`Home     Our Services     Your Resources     News & blog     About us     Contact

Wordstat reveiwed

When analysing data, words tend to fail most software solutions. Tim Macer reviews a textual analysis tool that can sift through open-ended responses.

Add a few open-ended questions to an Internet survey and - if your respondents are at all engaged with the subject matter - you will find yourself awash with verbatim responses. Processing these answers using classic coding methods is not only time-consuming, but unless you have the time to read every raw comment, leaves you with the uneasy feeling that the most valuable insights may have been left on the coding room floor.

WordStat is a statistically-based textual analysis tool that can overcome this by providing a very different and stunningly effective way to handle open-ended answers. It does not try to ape verbatim coding, but uses a range of advanced computer-based textual analysis methods to search out recurrent words and phrases. But words and short phrases can be misleading, and a poor indicator of meaning. Who knows what the two words “cool reception” might mean without seeing more of the answer. Is it a begrudging welcome, air conditioning set to 18C or even, just possibly, the ultimate in iconic urban foyer design? Here WordStat excels by always letting you zoom between the macro- and micro-view of your respondents’ comments so you can always get to the context and intervene with your own expert judgement.

The tool comes from Provalis Research, a software company based in Montreal. It is offered as a bolt-on module to their SimStat statistical analysis program, or QDA Miner, a qualitative code-and-retrieve analysis tool. A single licence to Simstat with WordStat costs around £600 at current exchange rates.

The first step is to get the data in, and that works best from SPSS or data in excel. Both categorical variables and verbatim texts are imported together. Unfortunately, there is no support for triple-s or other common MR data collection platforms, which is likely to result in some re-keying of labels on all the profile variables you import. You use the Simstat interface to access WordStat. This is a fully featured stats package with its own cross-tab facilities.

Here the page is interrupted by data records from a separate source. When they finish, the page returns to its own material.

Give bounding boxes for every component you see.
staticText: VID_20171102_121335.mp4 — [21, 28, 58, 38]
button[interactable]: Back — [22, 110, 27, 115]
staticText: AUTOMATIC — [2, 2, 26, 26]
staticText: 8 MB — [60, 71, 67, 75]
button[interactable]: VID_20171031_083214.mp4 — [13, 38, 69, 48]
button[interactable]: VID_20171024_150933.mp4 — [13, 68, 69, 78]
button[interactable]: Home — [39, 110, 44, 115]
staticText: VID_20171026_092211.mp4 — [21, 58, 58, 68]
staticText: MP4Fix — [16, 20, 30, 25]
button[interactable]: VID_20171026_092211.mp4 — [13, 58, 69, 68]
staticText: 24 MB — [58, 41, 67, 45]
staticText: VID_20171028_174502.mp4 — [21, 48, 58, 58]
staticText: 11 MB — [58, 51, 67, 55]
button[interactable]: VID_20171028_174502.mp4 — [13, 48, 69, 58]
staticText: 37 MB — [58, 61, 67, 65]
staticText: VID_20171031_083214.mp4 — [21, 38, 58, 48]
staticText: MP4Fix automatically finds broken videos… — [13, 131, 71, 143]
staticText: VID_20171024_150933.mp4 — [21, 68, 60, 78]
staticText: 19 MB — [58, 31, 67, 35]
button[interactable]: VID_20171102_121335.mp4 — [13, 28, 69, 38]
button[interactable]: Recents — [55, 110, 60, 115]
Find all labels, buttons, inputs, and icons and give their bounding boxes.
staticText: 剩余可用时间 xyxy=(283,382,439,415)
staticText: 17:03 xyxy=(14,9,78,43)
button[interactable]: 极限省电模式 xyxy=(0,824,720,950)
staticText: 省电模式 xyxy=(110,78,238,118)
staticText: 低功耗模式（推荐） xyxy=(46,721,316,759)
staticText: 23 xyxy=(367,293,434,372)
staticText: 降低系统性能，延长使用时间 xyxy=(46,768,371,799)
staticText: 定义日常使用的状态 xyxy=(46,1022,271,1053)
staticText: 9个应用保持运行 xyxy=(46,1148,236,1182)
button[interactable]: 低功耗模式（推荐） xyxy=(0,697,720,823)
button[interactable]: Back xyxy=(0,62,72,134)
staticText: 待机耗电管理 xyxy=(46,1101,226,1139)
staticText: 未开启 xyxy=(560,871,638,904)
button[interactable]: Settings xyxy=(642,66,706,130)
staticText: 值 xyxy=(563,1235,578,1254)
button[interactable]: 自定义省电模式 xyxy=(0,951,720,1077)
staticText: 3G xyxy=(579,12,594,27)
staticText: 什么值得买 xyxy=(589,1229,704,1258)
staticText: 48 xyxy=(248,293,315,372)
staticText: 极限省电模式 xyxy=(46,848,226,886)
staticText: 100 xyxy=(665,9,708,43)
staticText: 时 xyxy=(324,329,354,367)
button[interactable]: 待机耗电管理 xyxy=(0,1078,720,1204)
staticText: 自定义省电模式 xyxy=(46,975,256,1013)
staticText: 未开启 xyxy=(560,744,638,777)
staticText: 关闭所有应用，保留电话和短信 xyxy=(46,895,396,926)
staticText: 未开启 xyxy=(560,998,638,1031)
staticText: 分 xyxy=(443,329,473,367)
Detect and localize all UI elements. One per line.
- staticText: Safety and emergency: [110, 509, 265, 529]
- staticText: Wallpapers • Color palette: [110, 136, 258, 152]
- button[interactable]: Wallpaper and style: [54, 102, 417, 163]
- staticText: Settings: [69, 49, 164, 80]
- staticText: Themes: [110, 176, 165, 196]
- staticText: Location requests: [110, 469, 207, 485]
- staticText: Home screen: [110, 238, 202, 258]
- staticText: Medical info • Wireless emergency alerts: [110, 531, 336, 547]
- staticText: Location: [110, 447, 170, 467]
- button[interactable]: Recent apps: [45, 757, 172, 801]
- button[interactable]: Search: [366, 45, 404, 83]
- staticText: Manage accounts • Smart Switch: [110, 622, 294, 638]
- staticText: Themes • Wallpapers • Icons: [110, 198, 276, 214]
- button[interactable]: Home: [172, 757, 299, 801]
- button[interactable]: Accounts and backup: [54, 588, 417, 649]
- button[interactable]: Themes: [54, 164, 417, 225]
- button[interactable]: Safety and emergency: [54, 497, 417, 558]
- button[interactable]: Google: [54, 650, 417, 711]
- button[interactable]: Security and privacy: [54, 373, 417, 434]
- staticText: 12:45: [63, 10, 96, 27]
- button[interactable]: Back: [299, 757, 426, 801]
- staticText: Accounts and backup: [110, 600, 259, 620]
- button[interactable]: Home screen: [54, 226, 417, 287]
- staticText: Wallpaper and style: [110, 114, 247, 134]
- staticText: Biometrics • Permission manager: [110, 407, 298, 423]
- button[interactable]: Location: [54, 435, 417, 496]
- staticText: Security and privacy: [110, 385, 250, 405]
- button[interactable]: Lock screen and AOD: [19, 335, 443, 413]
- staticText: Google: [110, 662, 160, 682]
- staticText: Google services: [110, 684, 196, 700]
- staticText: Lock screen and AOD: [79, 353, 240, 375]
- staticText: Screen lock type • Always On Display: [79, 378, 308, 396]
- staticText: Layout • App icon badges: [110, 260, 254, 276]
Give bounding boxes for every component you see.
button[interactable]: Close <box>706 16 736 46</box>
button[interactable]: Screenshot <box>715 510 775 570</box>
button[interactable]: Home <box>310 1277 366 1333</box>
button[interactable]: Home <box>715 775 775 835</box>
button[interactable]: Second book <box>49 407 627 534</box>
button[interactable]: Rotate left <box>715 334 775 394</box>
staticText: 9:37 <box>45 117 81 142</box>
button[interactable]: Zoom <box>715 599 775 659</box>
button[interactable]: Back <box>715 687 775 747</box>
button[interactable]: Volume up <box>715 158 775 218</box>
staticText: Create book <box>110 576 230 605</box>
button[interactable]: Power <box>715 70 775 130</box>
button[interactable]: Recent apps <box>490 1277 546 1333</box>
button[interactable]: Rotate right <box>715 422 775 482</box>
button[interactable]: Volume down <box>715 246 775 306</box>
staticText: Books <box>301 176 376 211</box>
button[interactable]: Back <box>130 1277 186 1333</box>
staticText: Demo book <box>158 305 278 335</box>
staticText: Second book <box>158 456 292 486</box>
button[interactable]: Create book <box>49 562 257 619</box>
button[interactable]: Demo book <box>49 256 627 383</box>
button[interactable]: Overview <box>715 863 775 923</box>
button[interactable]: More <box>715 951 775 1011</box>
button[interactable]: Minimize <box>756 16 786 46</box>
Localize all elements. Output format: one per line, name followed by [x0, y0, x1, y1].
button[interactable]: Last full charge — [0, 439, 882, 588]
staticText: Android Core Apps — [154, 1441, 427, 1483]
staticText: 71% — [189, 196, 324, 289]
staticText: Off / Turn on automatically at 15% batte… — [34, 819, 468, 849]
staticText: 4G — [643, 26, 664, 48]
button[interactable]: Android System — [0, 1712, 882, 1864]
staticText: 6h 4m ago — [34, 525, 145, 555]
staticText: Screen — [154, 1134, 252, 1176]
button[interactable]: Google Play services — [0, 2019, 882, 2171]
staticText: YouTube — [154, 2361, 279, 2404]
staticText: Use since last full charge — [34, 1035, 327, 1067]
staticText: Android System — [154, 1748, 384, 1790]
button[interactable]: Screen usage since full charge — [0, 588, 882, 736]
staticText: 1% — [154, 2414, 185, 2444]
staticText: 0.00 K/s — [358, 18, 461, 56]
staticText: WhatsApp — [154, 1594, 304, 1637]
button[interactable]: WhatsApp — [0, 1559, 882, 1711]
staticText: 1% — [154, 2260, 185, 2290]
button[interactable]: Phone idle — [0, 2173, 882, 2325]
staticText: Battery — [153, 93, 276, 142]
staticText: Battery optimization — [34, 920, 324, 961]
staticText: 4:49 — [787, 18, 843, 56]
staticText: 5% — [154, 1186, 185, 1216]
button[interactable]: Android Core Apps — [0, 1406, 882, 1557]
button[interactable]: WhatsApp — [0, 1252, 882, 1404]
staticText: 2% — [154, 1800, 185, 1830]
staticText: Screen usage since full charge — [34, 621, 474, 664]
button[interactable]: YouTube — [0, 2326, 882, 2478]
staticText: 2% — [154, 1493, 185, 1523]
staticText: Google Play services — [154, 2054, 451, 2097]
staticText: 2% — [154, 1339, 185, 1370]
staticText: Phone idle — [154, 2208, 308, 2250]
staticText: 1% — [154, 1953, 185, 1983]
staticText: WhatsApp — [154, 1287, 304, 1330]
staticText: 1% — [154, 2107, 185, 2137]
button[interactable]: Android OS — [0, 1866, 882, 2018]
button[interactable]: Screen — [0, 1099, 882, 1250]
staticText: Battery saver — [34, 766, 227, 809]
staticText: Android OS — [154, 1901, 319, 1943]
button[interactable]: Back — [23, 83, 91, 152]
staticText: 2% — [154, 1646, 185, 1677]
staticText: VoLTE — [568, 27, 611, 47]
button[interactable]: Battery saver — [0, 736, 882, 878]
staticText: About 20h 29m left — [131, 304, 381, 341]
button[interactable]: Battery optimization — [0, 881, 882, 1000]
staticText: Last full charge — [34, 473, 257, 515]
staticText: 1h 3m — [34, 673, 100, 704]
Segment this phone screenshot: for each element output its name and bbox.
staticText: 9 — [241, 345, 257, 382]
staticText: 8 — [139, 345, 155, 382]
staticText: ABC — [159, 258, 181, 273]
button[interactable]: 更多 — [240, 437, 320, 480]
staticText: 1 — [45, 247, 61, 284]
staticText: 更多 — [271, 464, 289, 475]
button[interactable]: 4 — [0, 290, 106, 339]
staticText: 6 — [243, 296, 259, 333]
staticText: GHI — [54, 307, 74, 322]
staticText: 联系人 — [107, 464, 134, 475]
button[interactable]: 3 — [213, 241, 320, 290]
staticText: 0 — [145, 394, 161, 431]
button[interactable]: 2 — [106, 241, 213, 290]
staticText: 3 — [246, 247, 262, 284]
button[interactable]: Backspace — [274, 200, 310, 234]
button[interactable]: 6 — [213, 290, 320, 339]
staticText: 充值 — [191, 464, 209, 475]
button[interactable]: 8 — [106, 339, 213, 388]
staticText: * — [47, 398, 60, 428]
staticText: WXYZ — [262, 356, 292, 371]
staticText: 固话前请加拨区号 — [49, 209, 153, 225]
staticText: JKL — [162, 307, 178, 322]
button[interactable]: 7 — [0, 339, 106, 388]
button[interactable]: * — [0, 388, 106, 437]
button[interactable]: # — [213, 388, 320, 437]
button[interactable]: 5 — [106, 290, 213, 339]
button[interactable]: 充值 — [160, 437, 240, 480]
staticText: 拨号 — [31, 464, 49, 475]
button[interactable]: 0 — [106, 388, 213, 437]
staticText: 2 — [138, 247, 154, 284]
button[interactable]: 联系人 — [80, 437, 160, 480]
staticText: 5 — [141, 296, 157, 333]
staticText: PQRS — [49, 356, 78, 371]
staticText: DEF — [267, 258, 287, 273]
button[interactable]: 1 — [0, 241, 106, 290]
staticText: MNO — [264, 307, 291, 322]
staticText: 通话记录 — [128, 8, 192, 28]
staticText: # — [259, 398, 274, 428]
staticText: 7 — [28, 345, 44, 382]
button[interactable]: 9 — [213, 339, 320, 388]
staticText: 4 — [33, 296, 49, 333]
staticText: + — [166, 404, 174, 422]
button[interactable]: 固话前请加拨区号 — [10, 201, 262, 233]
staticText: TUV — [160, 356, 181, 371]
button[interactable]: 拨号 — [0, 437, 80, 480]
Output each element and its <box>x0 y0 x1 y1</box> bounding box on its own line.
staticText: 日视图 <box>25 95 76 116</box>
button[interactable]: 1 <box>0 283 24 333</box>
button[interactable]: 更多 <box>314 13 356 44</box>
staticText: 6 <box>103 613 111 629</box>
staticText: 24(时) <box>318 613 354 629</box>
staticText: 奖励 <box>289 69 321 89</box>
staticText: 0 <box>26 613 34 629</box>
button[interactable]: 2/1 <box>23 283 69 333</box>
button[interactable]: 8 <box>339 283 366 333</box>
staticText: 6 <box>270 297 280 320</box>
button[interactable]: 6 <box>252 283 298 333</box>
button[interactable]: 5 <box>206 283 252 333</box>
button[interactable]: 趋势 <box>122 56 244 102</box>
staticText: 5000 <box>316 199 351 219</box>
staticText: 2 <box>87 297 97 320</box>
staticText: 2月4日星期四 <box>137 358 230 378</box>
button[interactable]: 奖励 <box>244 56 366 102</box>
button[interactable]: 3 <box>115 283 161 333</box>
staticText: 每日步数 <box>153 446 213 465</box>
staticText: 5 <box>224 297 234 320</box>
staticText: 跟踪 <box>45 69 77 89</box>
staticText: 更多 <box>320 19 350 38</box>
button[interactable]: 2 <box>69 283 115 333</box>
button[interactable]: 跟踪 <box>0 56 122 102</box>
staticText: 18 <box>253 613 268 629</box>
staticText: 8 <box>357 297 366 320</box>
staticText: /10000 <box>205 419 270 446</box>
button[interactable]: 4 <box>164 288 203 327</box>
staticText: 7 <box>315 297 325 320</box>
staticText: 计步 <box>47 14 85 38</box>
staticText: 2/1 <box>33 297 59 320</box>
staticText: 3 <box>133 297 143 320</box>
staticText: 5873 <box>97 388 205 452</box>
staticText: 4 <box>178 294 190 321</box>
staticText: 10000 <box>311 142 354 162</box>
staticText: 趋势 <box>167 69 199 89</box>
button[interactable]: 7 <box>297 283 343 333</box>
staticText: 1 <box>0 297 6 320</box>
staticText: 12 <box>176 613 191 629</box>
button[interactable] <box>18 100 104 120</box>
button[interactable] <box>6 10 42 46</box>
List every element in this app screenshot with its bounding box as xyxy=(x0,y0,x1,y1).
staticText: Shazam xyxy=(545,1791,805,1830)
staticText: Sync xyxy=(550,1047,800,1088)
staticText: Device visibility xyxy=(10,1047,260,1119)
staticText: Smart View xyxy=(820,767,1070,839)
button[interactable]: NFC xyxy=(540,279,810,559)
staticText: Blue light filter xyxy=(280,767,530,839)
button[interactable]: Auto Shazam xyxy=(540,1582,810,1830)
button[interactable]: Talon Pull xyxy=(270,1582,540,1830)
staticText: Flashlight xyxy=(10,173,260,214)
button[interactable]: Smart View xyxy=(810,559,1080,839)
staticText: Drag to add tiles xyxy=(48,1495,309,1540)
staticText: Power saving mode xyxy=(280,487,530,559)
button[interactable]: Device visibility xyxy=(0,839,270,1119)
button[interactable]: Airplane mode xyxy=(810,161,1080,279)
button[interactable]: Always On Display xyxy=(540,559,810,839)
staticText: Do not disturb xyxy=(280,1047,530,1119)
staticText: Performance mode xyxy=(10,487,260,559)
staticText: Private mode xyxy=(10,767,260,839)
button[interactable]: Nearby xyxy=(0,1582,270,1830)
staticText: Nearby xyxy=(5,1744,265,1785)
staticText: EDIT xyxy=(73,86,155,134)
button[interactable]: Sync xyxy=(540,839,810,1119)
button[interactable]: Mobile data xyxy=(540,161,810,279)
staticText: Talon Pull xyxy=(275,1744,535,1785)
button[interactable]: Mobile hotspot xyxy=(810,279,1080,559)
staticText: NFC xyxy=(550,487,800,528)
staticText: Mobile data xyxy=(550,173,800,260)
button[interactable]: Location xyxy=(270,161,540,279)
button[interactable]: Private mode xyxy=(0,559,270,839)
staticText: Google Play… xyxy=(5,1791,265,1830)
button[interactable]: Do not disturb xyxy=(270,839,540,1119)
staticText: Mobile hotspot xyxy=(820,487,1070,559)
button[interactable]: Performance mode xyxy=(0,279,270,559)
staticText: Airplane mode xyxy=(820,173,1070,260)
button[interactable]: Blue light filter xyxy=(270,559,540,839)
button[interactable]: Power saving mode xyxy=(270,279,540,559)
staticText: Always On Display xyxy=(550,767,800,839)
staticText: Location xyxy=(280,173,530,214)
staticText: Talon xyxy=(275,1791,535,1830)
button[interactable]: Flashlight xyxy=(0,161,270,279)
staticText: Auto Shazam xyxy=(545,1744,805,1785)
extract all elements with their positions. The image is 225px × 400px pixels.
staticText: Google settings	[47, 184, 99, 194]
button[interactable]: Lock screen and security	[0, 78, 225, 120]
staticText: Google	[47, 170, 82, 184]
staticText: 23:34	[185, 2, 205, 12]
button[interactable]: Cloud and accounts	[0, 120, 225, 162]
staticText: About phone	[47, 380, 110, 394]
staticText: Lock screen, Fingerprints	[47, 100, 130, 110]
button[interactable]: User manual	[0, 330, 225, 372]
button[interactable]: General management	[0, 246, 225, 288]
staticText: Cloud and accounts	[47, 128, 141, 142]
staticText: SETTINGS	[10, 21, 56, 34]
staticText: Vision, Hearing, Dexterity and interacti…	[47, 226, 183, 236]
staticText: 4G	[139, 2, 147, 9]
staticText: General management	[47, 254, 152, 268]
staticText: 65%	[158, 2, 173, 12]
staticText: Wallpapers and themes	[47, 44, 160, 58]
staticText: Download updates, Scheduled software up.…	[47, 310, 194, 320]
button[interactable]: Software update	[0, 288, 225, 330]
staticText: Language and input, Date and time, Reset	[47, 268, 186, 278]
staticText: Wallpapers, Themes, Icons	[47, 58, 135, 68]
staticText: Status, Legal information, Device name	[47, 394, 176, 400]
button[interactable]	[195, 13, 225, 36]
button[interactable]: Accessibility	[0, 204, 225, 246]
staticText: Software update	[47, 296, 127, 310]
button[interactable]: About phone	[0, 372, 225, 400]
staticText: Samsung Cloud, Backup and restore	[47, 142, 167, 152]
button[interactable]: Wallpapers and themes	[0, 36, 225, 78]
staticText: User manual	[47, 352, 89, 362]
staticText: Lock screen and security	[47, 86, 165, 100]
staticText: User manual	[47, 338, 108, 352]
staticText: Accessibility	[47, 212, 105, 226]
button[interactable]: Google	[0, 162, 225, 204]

If you refer to a variable that contains literal verbatim text, Simstat click into the specific WordStat capabilities. It is all quite seamless, and overall, the interface and navigation through the program is pretty well designed — though it is somewhat eye-poppingly sprawling, in the way that statistical software so often is.

The first time you use the system, you will need to spend longer than usual in populating the dictionary - which is really your own subject-specific wordlist - with all terms you encounter in your data. It provides a range of tools and helpers here; listing all of the words it has found in your data for example. There is a complementary pre-populated list of ‘exclusion’ words: several hundred uninteresting utility words like, ‘the’ ‘of’ ‘and’ etc. This too, you can edit in full.

There are many different ways to identify and analyse textual answers. The best place to start is with simple frequencies of words found in your word list. You can also look at frequencies of the words not found in your list, which is a good way to build the list in the first place, and also to spot emerging trends or differences in any longitudinal studies.

The dictionary applies lemmatisation rules, which you may also adjust - these ensure that word stems, singular and plural forms, abbreviations and even common misspellings get treated as one word.

From viewing words by frequency, a Key-Word-in-Context very usefully lets you drill down to the actual occurrences found - you will see a short single-line snippet of each, with the immediate words around it. A further click will reveal the whole verbatim, with the key words helpfully highlighted. Then it starts to get clever. You can also cross-tab words with other categorical variables in your data, and start to see associations. There is a phrase finder, where you can specify a minimum and maximum word length, and again these can be cross-tabbed and viewed in context.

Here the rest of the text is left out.